After specifying the ideal target function $V$, we must choose a representation that the learning program will use to describe the function $\hat{V}$ that it will learn. The choice of representation involves a crucial tradeoff. On one hand, we wish to pick a very expressive representation to allow represnting as close an approximation as possible to the target function $V$. On the other hand, the more expressive the representation, the more training data the program will require in order to choose among the alternative hypotheses it can represent.
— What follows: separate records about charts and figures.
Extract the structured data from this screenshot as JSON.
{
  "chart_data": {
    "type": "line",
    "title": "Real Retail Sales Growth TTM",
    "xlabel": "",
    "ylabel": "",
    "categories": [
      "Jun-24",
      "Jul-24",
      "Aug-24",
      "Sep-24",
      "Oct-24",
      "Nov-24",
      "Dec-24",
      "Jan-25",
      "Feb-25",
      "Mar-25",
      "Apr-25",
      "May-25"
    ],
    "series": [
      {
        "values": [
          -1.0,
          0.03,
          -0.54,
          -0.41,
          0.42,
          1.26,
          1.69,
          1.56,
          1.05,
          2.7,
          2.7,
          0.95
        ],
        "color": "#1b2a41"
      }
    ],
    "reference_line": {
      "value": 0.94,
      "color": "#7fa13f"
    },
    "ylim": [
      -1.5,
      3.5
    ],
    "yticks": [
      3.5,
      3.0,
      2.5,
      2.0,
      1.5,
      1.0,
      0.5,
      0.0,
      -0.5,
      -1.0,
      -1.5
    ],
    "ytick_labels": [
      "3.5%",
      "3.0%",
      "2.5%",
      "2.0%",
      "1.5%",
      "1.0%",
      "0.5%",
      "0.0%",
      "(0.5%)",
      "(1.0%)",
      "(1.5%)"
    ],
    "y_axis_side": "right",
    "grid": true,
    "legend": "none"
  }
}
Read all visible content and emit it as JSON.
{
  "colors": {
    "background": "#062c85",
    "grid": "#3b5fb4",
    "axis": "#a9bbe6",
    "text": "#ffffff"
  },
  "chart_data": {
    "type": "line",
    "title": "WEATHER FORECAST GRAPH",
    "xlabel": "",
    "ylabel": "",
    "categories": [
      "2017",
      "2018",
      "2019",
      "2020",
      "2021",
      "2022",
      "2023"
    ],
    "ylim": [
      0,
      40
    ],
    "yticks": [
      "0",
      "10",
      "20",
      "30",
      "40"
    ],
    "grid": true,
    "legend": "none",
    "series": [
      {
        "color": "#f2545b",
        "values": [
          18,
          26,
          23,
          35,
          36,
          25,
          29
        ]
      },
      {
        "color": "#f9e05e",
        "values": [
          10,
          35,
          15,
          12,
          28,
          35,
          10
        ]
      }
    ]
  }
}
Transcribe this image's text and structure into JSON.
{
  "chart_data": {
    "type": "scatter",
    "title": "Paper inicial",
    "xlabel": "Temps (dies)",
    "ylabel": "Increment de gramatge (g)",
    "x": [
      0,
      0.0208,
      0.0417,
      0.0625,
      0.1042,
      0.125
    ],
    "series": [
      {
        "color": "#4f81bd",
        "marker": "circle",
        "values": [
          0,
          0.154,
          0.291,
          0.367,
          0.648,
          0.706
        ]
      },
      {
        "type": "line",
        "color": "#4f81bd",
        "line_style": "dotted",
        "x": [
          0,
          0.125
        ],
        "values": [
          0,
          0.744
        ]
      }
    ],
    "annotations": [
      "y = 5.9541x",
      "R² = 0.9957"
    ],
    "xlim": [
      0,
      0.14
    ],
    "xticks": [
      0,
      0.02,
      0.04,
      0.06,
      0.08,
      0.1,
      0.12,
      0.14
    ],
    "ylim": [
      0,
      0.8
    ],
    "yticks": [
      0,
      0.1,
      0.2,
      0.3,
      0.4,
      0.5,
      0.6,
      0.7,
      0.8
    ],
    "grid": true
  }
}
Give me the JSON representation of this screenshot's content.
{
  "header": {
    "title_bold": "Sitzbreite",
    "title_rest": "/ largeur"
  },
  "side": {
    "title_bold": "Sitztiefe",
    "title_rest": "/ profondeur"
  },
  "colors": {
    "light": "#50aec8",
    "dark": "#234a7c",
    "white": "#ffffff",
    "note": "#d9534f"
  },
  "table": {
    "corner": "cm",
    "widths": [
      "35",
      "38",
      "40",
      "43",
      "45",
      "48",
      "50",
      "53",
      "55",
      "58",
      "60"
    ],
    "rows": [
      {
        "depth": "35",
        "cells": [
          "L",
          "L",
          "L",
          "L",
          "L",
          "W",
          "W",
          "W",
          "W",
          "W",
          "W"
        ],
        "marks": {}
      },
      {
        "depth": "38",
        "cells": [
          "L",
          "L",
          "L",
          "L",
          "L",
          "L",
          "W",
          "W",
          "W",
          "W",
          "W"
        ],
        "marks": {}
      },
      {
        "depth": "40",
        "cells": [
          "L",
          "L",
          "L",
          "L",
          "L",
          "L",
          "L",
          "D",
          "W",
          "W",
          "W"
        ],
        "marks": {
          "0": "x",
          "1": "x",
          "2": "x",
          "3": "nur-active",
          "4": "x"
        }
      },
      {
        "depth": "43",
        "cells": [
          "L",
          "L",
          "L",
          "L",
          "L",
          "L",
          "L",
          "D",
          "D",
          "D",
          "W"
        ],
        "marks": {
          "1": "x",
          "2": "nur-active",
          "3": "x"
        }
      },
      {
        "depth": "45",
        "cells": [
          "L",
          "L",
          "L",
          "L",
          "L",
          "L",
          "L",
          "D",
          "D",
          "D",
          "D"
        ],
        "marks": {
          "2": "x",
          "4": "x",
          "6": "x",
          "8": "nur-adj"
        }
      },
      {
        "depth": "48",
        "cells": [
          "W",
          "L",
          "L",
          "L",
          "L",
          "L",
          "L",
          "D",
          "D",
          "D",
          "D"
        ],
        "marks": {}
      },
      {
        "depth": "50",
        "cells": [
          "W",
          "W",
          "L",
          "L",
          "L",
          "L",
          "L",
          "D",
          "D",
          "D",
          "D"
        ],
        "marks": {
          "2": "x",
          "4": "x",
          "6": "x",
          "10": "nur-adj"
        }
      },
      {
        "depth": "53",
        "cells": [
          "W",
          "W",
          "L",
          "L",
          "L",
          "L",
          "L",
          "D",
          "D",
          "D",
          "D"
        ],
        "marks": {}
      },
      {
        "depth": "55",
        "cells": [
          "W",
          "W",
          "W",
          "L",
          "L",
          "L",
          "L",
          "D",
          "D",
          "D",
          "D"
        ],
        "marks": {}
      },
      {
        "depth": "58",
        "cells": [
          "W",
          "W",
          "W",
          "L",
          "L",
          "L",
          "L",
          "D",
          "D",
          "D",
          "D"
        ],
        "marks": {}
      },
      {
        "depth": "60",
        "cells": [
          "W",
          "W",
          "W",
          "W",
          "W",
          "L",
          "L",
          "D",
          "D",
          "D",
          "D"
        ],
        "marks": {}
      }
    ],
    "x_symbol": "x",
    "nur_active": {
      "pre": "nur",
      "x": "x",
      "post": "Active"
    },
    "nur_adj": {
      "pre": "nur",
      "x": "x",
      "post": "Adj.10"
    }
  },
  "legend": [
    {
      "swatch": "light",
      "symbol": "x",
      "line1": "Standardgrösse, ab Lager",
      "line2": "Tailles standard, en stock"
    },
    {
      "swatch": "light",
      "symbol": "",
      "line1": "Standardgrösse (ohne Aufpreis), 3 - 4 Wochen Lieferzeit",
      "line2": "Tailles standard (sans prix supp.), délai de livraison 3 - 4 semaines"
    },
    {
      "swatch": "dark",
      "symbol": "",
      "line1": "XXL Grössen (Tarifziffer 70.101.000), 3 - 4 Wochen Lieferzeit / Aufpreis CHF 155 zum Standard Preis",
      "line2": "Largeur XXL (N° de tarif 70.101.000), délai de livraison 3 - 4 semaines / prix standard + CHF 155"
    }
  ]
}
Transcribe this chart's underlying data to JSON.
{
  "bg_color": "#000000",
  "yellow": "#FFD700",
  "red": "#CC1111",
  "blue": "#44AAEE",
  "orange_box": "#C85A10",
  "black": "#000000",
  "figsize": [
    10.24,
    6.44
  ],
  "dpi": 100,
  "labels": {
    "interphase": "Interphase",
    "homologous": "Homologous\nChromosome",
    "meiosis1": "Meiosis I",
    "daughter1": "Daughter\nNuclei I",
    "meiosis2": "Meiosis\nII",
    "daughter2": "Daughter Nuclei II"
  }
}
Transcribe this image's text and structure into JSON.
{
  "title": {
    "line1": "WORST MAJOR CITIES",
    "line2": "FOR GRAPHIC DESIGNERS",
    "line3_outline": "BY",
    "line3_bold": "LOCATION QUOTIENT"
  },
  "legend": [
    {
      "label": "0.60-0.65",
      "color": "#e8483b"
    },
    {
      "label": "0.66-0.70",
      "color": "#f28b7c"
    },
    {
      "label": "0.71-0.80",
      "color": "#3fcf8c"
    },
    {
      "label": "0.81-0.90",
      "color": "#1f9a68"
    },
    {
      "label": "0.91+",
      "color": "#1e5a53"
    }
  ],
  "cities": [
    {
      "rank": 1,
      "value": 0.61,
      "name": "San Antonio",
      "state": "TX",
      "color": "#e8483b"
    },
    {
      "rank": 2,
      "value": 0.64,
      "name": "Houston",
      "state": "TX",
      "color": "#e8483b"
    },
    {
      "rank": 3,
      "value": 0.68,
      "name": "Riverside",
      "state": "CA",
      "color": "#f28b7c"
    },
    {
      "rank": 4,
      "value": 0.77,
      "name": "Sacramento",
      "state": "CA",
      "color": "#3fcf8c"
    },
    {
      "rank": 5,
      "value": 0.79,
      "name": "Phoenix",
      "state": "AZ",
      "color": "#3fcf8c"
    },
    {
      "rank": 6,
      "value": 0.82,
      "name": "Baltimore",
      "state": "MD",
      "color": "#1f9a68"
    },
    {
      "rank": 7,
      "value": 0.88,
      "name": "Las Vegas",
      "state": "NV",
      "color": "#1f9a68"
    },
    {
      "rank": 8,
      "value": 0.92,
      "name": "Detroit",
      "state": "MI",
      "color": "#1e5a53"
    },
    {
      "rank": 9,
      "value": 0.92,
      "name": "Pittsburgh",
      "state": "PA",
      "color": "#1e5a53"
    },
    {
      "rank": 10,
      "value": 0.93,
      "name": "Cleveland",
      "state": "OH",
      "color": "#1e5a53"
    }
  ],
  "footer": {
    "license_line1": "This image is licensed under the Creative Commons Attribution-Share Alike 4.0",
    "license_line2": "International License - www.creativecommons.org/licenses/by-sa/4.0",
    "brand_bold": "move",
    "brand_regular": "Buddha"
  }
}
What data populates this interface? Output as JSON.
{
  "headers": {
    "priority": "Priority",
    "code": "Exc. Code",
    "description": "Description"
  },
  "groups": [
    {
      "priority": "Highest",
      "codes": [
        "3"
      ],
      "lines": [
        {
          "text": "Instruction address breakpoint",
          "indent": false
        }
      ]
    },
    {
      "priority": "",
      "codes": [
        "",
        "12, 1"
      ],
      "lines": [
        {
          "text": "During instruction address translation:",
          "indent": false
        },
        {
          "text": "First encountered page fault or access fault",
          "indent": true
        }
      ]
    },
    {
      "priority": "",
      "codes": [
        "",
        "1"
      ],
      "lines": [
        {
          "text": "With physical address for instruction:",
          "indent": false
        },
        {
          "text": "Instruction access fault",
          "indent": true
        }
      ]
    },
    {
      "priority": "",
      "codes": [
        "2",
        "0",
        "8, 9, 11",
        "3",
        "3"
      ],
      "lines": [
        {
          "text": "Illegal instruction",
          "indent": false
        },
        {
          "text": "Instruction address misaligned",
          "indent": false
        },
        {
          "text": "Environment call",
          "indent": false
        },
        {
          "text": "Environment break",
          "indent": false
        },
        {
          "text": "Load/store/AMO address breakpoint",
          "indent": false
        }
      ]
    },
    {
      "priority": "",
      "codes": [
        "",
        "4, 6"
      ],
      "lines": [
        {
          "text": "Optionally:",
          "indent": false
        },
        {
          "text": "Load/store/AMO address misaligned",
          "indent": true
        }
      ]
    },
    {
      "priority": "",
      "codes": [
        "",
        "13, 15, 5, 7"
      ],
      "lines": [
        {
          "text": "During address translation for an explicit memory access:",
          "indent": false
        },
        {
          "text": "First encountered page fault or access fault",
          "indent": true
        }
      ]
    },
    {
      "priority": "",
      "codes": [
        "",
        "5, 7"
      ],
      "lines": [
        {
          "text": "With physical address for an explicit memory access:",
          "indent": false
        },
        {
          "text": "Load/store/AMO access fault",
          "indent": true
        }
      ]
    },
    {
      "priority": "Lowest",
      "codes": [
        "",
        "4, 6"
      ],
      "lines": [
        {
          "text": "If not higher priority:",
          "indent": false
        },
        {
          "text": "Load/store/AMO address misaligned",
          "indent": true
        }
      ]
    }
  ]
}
**Choosing a Function Approximation Algorithm**

While it is easy to assign a value to board states that correspond to the end of the game, it is less obvious how to assign training values to the *intermediate* board states that occur before the game's end. The rule for estimating training values is summarized as

> **Rule for estimating training values:** 
>$$
>V_{train}(b) \leftarrow \hat{V}(Successor(b))
>$$

$\hat{V}$ denotes the learner's current approximation to $V$ and $Successor(b)$ denotes the next board state following $b$. Iteratively estimating training values based on estimates of successor state values can be proven to converge toward perfect estimates of $V_{train}$.

**Adjusting the Weights**

First, define the *best fit* to the training data. One common approach is to define the best hypothesis, or set of weights, which minimizes the squared error $E$ between training (real) values and values predicted by hypothesis $\hat{V}$.

>$$
>E \equiv \sum_{\langle b, V_{train}(b) \rangle \in\ training\ examples} (V_{train}(b) - \hat{V}(b))^2
>$$

Thus, we seek the weights, or equivalently the $\hat{V}$, that minimizes $E$ for the observed training examples. Many algorithms will incremently refine the weights as new training examples become avavilable and become rebust to errors in these estimated training values. One example is least mean squares (LMS), which performs stochastic gradient-descent search through the space of hypotheses (weight values) to minimize the squared error $E$.

>**LMS weight update rule**
>
>For each training example $\langle b, V_{train}(b)\rangle$
>
>- Use the current weights to calculate $\hat{V}(b)$
>- For each weight $w_i$, update it as $w_i \leftarrow w_i + \eta (V_{train}(b) - \hat{V}(b))x_i$

Here, $\eta$ is a small constant (e.g., 0.1) that moderates the size of the weight update. For a deeper intuitive understanding, notice that when the error $(V_{train}(b) - \hat{V}(b))$ is zero, the weights are not changed. However, if the is positive, that means $\hat{V}(b)$ is too small and the weight is increased in proportion to the value of its corresponding feature.